L’île où il est dit « qu’on peut enlever ses chaus
Il fait nuit, le vent souffle du nord-est régulièrement depuis notre départ du Maroc. Nous apercevons quelques lumières sur les flancs de Lanzarote. Dans quelques instants, l’aube va poindre. L’ombre d’Alegranza « la caillouteuse » apparaît et puis, Graciosa, notre première île. Le soleil se lève, le vent tombe et poussés par le courant, nous pénétrons le détroit del Rio qui sépare Lanzarote de Graciosa. Les mûrs tous blancs du village de la Sociedad jalonnent la côte aride sous la bienveillance de quatre volcans endormis. Nous trouvons une place à l’unique ponton du port. Nous savourons l’immobilité du bateau, le contact rassurant de la terre ferme sous nos pieds. Allongés sur le ponton tiède, nous contemplons l’eau si verte, si incroyablement belle, si différente du bleu abyssal des grandes profondeurs. Nous écarquillons les yeux pour distinguer ce que nous venons de reconnaître, une énorme raie majestueuse se promène sous notre bateau. Arrive alors Michel, un français qui a choisi Graciosa pour la paix qui y règne. On s’inquiète un peu car nous occupons la place du « servicio official » et nous cherchons la capitainerie pour nous présenter, encore tout conditionnés par les autorités marocaines. Michel nous rassure, notre présence n’intéresse et ne dérange personne et il conclue en nous tendant une bière :
« Ici, vous pouvez enlever vos chaussures et oublier le reste du monde ». Tel est le dicton de Graciosa. Un peu perplexes, nous réalisons l’immense liberté qui s’offre a nous. Graciosa est-elle un coin de paradis ? Chaque jour nous répondra à pleins poumons « oui !

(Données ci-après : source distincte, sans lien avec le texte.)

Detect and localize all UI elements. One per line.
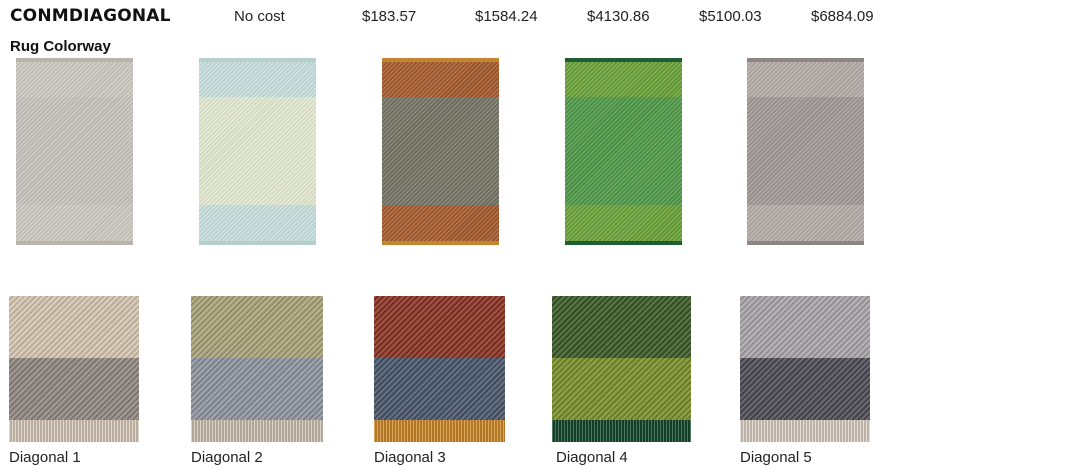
price-option-2: $1584.24 — [475, 8, 538, 25]
rug-image-diagonal-2[interactable] — [199, 58, 316, 245]
product-header: CONMDIAGONAL No cost $183.57 $1584.24 $4… — [10, 6, 1070, 28]
swatch-label-diagonal-2: Diagonal 2 — [191, 449, 263, 466]
rug-image-diagonal-3[interactable] — [382, 58, 499, 245]
price-no-cost: No cost — [234, 8, 285, 25]
price-option-1: $183.57 — [362, 8, 417, 25]
swatch-label-diagonal-1: Diagonal 1 — [9, 449, 81, 466]
swatch-label-diagonal-3: Diagonal 3 — [374, 449, 446, 466]
rug-image-diagonal-1[interactable] — [16, 58, 133, 245]
swatch-image-diagonal-2[interactable] — [191, 296, 323, 442]
swatch-label-diagonal-5: Diagonal 5 — [740, 449, 812, 466]
rug-image-diagonal-4[interactable] — [565, 58, 682, 245]
rug-image-diagonal-5[interactable] — [747, 58, 864, 245]
swatch-image-diagonal-3[interactable] — [374, 296, 505, 442]
price-option-5: $6884.09 — [811, 8, 874, 25]
price-option-4: $5100.03 — [699, 8, 762, 25]
swatch-image-diagonal-5[interactable] — [740, 296, 870, 442]
swatch-image-diagonal-4[interactable] — [552, 296, 691, 442]
price-option-3: $4130.86 — [587, 8, 650, 25]
swatch-label-diagonal-4: Diagonal 4 — [556, 449, 628, 466]
section-title-rug-colorway: Rug Colorway — [10, 38, 111, 55]
product-code: CONMDIAGONAL — [10, 6, 171, 26]
swatch-image-diagonal-1[interactable] — [9, 296, 139, 442]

Les routes et les rues sont de sable et nous oublions en effet très vite nos chaussures. Les très rares voitures sont des 4x4. Dans le petit port, les barques des pêcheurs, rouges, vertes, bleues se découpent sur les montagnes de Lanzarote, séparées de Graciosa par moins d’un mille. Ici, rien ne pousse. C’est le désert au milieu de l’océan. Des buissons chétifs, couchés par le vent, jalonnent le paysage lunaire dans des variations d’ocre, de jaune, de rochers noirs, de sable blanc sur fond de mer, partout présente, verte encore. Au sud, une grande plage s’étend où on peut camper gratuitement et utiliser des douches à ciel ouvert et des toilettes. Nous y faisons notre plein d’eau. Plus loin encore, à une demie-heure de marche a travers les dunes de sable, on rejoint le mouillage de la praia Francesa. Une maison en galets est construite au bout de la plage et le propriétaire absent a laissé sa maison ouverte aux visiteurs. Tout y est et tout y reste : la gazinière, ses chemises, des gamelles, etc. On trouve même le mot griffonné d’un voyageur qui y a passé la nuit. Il y est écrit « merci ». Et autant de simplicité et de confiance nous laissent rêveurs…

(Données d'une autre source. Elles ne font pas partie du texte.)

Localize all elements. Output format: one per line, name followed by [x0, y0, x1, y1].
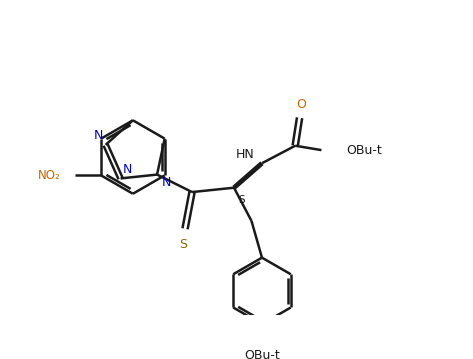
Text: O: O: [297, 98, 306, 111]
Text: NO₂: NO₂: [38, 169, 61, 182]
Text: N: N: [161, 176, 171, 189]
Text: HN: HN: [236, 148, 255, 160]
Text: OBu-t: OBu-t: [244, 349, 280, 359]
Text: S: S: [238, 195, 245, 205]
Text: N: N: [94, 129, 103, 142]
Text: S: S: [179, 238, 187, 251]
Text: OBu-t: OBu-t: [346, 144, 382, 157]
Text: N: N: [123, 163, 132, 176]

Sandwichs, appareil photo, paréo autour des reins, nous partons pour une grande promenade dans l’île. Nous escaladons le volcan central. Au vent, l’île est bordée de récifs vers lesquels une petite troupe de surfers se dirigent. Au nord-ouest, le vert intense de la mer nous attire et nous dégringolons la pente du volcan pour rejoindre la praia Concha. Les rouleaux brisent, nous plongeons dessous et ressortons après quelques vagues, les jambes délicieusement molles. Nous poursuivons vers le nord. Des piliers naturels de basalte forment un pont où viennent s’échouer les vagues. Nous découvrons alors une carapace de tortue et cela nous excite, car nous réalisons, que nous avons gagné suffisamment dans le sud pour être enfin sur la route mystérieuse qui les conduit d’un bout a l’autre de l’océan pour se reproduire. Les baleines croisent également dans le détroit del Rio et on peut les voir passer à la période des migrations.

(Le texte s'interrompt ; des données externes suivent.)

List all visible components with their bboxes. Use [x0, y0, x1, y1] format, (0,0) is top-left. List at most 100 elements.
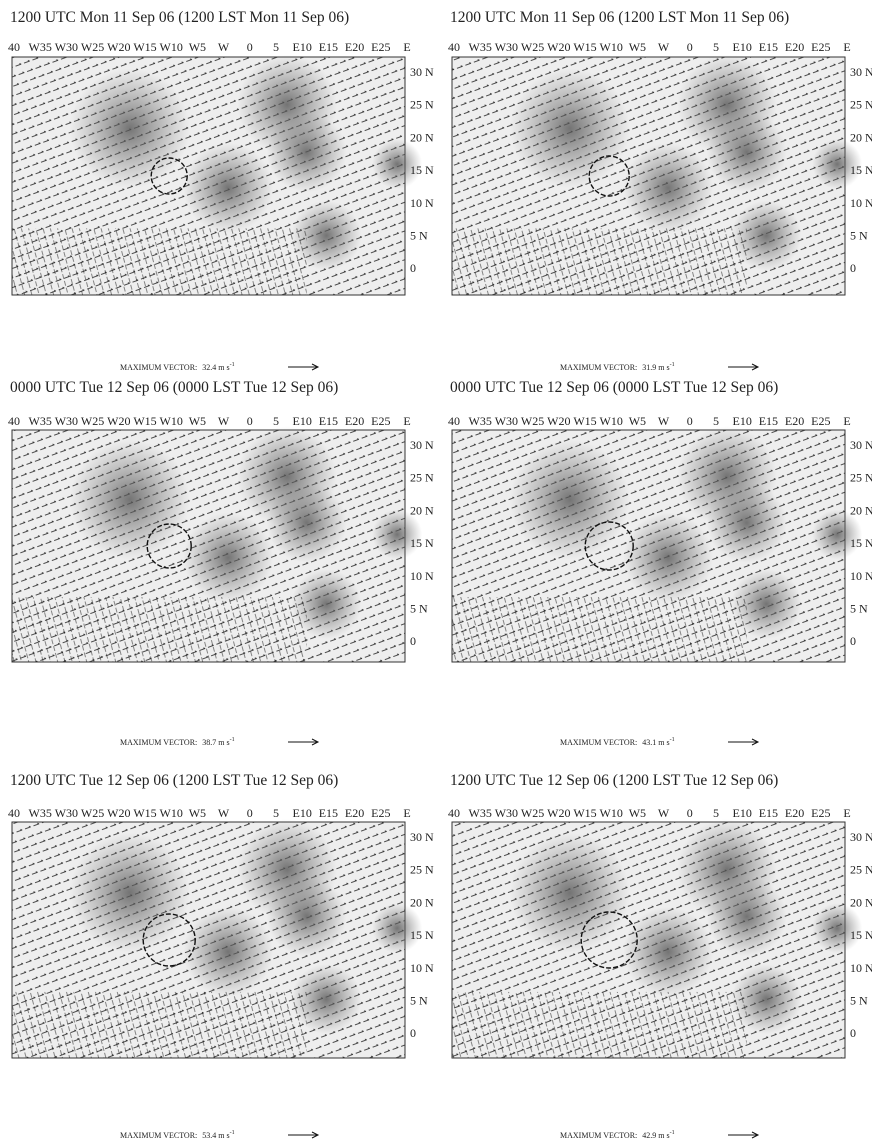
lon-label: E25	[811, 414, 830, 428]
lat-label: 10 N	[410, 196, 434, 210]
panel-title: 1200 UTC Mon 11 Sep 06 (1200 LST Mon 11 …	[450, 9, 789, 26]
max-vector: MAXIMUM VECTOR: 38.7 m s-1	[120, 737, 235, 747]
lon-label: W20	[107, 806, 130, 820]
shade	[731, 200, 802, 271]
arrow-head	[751, 738, 760, 746]
arrow-head	[751, 1131, 760, 1139]
arrow-head	[311, 1131, 320, 1139]
lon-label: W35	[469, 40, 492, 54]
lon-label: W	[658, 414, 670, 428]
shade	[731, 964, 802, 1034]
lat-label: 30 N	[410, 830, 434, 844]
lon-label: E15	[759, 414, 778, 428]
lon-label: W	[218, 414, 230, 428]
lat-label: 0	[850, 1026, 856, 1040]
vortex	[580, 911, 638, 969]
lon-label: W5	[629, 806, 646, 820]
shade	[69, 832, 190, 953]
lon-label: W	[658, 806, 670, 820]
lon-label: E10	[293, 40, 312, 54]
lon-label: 5	[713, 414, 719, 428]
lon-label: E20	[785, 414, 804, 428]
southern-flow	[452, 597, 747, 662]
lon-label: W30	[55, 40, 78, 54]
lat-label: 25 N	[850, 98, 872, 112]
lon-label: E20	[785, 40, 804, 54]
lon-label: W5	[189, 414, 206, 428]
shade	[266, 876, 347, 957]
max-vector-value: 42.9 m s	[642, 1131, 669, 1140]
panel-title: 1200 UTC Tue 12 Sep 06 (1200 LST Tue 12 …	[450, 772, 778, 789]
lon-label: 5	[713, 806, 719, 820]
lon-label: W15	[133, 806, 156, 820]
shade	[291, 569, 362, 639]
lon-label: 40	[448, 414, 460, 428]
lon-label: W30	[55, 414, 78, 428]
shade	[812, 903, 863, 954]
max-vector-label: MAXIMUM VECTOR:	[560, 1131, 637, 1140]
lat-label: 15 N	[850, 928, 872, 942]
panel-title: 1200 UTC Mon 11 Sep 06 (1200 LST Mon 11 …	[10, 9, 349, 26]
vortex	[142, 913, 196, 967]
lat-label: 30 N	[850, 438, 872, 452]
lon-label: W10	[600, 40, 623, 54]
lat-label: 5 N	[410, 602, 428, 616]
lon-label: 0	[247, 414, 253, 428]
shade	[372, 139, 423, 190]
lat-label: 30 N	[410, 438, 434, 452]
lat-label: 25 N	[410, 471, 434, 485]
lon-label: W	[218, 806, 230, 820]
arrow-head	[751, 363, 760, 371]
panel: 1200 UTC Mon 11 Sep 06 (1200 LST Mon 11 …	[8, 9, 434, 372]
lat-label: 30 N	[850, 830, 872, 844]
shade	[509, 832, 630, 953]
lat-label: 25 N	[850, 863, 872, 877]
max-vector-value: 43.1 m s	[642, 738, 669, 747]
max-vector: MAXIMUM VECTOR: 32.4 m s-1	[120, 362, 235, 372]
lon-label: 0	[687, 40, 693, 54]
shade	[623, 512, 714, 603]
shade	[731, 569, 802, 639]
lon-label: E15	[319, 806, 338, 820]
lon-label: W25	[81, 806, 104, 820]
lon-label: E	[403, 414, 410, 428]
lon-label: W15	[573, 40, 596, 54]
lon-label: W15	[133, 40, 156, 54]
lat-label: 20 N	[850, 503, 872, 517]
lat-label: 15 N	[410, 928, 434, 942]
lon-label: W25	[81, 414, 104, 428]
max-vector-exponent: -1	[670, 1130, 675, 1136]
lon-label: W10	[160, 40, 183, 54]
lon-label: W30	[495, 414, 518, 428]
lat-label: 10 N	[850, 196, 872, 210]
lon-label: W	[218, 40, 230, 54]
panel: 1200 UTC Tue 12 Sep 06 (1200 LST Tue 12 …	[8, 772, 434, 1140]
lat-label: 0	[850, 634, 856, 648]
lat-label: 10 N	[410, 961, 434, 975]
shade	[372, 903, 423, 954]
max-vector-label: MAXIMUM VECTOR:	[560, 738, 637, 747]
lat-label: 15 N	[410, 163, 434, 177]
lon-label: E20	[345, 806, 364, 820]
lat-label: 5 N	[410, 994, 428, 1008]
shade	[266, 482, 347, 563]
lat-label: 25 N	[410, 863, 434, 877]
lat-label: 15 N	[410, 536, 434, 550]
lon-label: E10	[293, 806, 312, 820]
shade	[266, 112, 347, 193]
lon-label: E10	[293, 414, 312, 428]
lon-label: 0	[687, 414, 693, 428]
southern-flow	[12, 228, 307, 295]
max-vector-value: 38.7 m s	[202, 738, 229, 747]
shade	[509, 439, 630, 560]
lon-label: W5	[629, 414, 646, 428]
shade	[509, 68, 630, 189]
max-vector-value: 31.9 m s	[642, 363, 669, 372]
lon-label: W20	[547, 40, 570, 54]
lon-label: W25	[521, 40, 544, 54]
max-vector-exponent: -1	[230, 737, 235, 743]
max-vector-label: MAXIMUM VECTOR:	[120, 738, 197, 747]
max-vector-value: 53.4 m s	[202, 1131, 229, 1140]
lat-label: 20 N	[850, 130, 872, 144]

Le chemin de cailloux et de sable nous ramène au village de la Sociedad, heureux et épuisés par tant de couleurs, tant de riens dont on se fait un conte. C’est la magie du voyage et nous n’avons, je crois, jamais ressenti autant de liberté qu’au cœur de Graciosa. Le bar el Italiano nous accueille avec un bon verre de vin et une excellente pizza. Les gens ici sont farouches au début. Ils n’accordent pas facilement leur confiance. Ils protègent leur île et on comprend pourquoi. Nous nous promettons de revenir un jour quand nous serons fatigués, des tourments du monde.
Graciosa, sans chaussure Et sans poche, Seuls les sillons des volcans Où le vent passe, tant de fois, En tremblant.